The LTA does not limit how much people can pay into a pension and claim tax relief. The annual allowance does that. Reeves could reduce that which would be a blow but at least would be simple, clear and easy to understand.

The pensions lifetime allowance was a tax on successful investing. A punishment for doing what successive governments have been urging Brits to do for decades.

Worse, nobody knew if they would pay. A stock market spike just before retirement could push savers above the LTA threshold, at which point HMRC filled its boots at their expense.

As the General Election loomed, Labour went strangely quiet on the lifetime allowance. Now we know why. It was having a rethink.
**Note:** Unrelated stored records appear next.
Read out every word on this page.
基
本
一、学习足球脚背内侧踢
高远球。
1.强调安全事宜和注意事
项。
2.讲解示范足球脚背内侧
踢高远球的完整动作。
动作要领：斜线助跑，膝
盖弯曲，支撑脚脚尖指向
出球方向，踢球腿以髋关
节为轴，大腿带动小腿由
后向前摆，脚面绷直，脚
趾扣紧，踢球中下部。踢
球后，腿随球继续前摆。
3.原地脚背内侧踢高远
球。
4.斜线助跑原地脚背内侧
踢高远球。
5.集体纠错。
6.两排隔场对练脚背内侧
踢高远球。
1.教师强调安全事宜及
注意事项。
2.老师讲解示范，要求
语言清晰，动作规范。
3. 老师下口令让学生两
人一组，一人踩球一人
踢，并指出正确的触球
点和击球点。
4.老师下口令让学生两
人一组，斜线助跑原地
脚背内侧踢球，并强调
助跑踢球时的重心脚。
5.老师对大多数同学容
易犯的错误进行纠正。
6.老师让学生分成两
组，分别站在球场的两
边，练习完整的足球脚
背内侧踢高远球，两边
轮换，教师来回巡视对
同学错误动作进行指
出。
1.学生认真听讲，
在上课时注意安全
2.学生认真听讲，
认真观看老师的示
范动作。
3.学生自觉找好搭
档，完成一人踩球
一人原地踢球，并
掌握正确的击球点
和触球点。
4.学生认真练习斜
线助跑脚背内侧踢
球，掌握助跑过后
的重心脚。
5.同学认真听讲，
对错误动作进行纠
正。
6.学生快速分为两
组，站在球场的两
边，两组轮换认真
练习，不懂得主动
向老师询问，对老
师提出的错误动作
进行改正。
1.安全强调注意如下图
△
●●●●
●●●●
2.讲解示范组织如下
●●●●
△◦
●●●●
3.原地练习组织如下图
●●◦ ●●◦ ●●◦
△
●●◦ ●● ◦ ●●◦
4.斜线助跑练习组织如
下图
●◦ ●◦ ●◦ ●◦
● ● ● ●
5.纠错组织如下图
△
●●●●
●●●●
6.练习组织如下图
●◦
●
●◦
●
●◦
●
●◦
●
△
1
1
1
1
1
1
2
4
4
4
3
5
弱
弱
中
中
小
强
Nothing wrong with that, if you ask me. Not if you come to the right decision as a result.

There was no point tinkering with a bad tax, say, by hiking the lifetime allowance to £2million as some suggested.

It had to go.

And incredibly, it has.

I’d never have come anywhere near hitting the LTA myself, sadly. I just saw it as a bad tax that created yet another layer of pensions complexity and uncertainty.

If the FT is right, the LTA is dead. I don’t need to write about it ever again.

I said that in March 2022, but spoke too soon. Fingers crossed this really is the end.

But with Labour lining up a fiscal onslaught if it wins in July they’ll be plenty more pensions taxes to worry about.